Alec MacGillis: You definitely have a point on this one. The TV talk of 'raising taxes' does often leave out the broader context, and Republicans have done their best to frame the debate this way as well. Also left unmentioned often is that the higher rates for the rich will not kick in until 2011. We'll see if the White House decides it needs to do more to push back on this, to make clear again just who would be hurt and helped, because the fact is that polls are showing that taxing the rich right now is a much more popular proposition than it has been in years past.

Ah, but it isn't just “The TV talk of 'raising taxes.'” Alex MacGillis' own newspaper, the Washington Post, has done as much as any other news organization to drive the obsessive focus on the few Americans who will pay more taxes rather than the many who will pay less, as I explained in my column on Friday:

By my count, at least 484 of the article's 1,284 words were about the tax increases in Obama's proposal. Among those 484 words was this quote from House GOP leader John Boehner: “The era of big government is back, and Democrats are asking you to pay for it.” That simply isn't true, unless you make more than $200,000 a year -- though the Post simply presented Boehner's claim without rebuttal.

And how did the Post address the tax cuts in Obama's plan?
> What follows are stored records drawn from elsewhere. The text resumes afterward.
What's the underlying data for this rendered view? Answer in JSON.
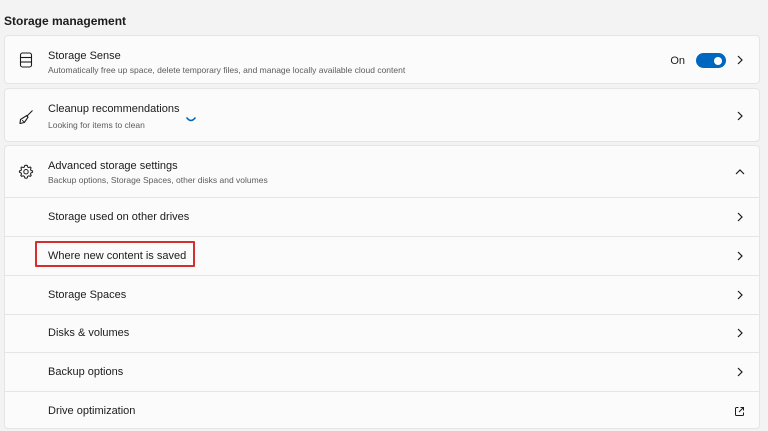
{
  "section": {
    "title": "Storage management"
  },
  "storage_sense": {
    "title": "Storage Sense",
    "subtitle": "Automatically free up space, delete temporary files, and manage locally available cloud content",
    "toggle_label": "On",
    "toggle_state": "on",
    "icon": "storage-drive-icon"
  },
  "cleanup": {
    "title": "Cleanup recommendations",
    "subtitle": "Looking for items to clean",
    "icon": "broom-icon"
  },
  "advanced": {
    "title": "Advanced storage settings",
    "subtitle": "Backup options, Storage Spaces, other disks and volumes",
    "icon": "gear-icon",
    "expanded": true,
    "items": [
      {
        "label": "Storage used on other drives",
        "trailing": "chevron-right-icon"
      },
      {
        "label": "Where new content is saved",
        "trailing": "chevron-right-icon",
        "highlighted": true
      },
      {
        "label": "Storage Spaces",
        "trailing": "chevron-right-icon"
      },
      {
        "label": "Disks & volumes",
        "trailing": "chevron-right-icon"
      },
      {
        "label": "Backup options",
        "trailing": "chevron-right-icon"
      },
      {
        "label": "Drive optimization",
        "trailing": "external-link-icon"
      }
    ]
  },
  "colors": {
    "accent": "#0067c0",
    "highlight": "#d32f2f",
    "background": "#f3f3f3",
    "card": "#fbfbfb"
  }
}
The article devoted just 39 words to them. Among other omissions, the Post completely ignored the fact that the plan makes permanent the Bush tax cuts for the vast majority of Americans.

And by the following Monday, tax cuts had disappeared entirely from the Post's reporting. Under the headline “Aides Defend President's Budget; White House and Fiscal Conservatives Set for Showdown,” the Post reported Obama's budget would be “raising taxes on top income earners and oil and gas companies” and again quoted a Republican criticizing the tax increases. But there wasn't so much as a hint that most Americans would see their tax bills go down.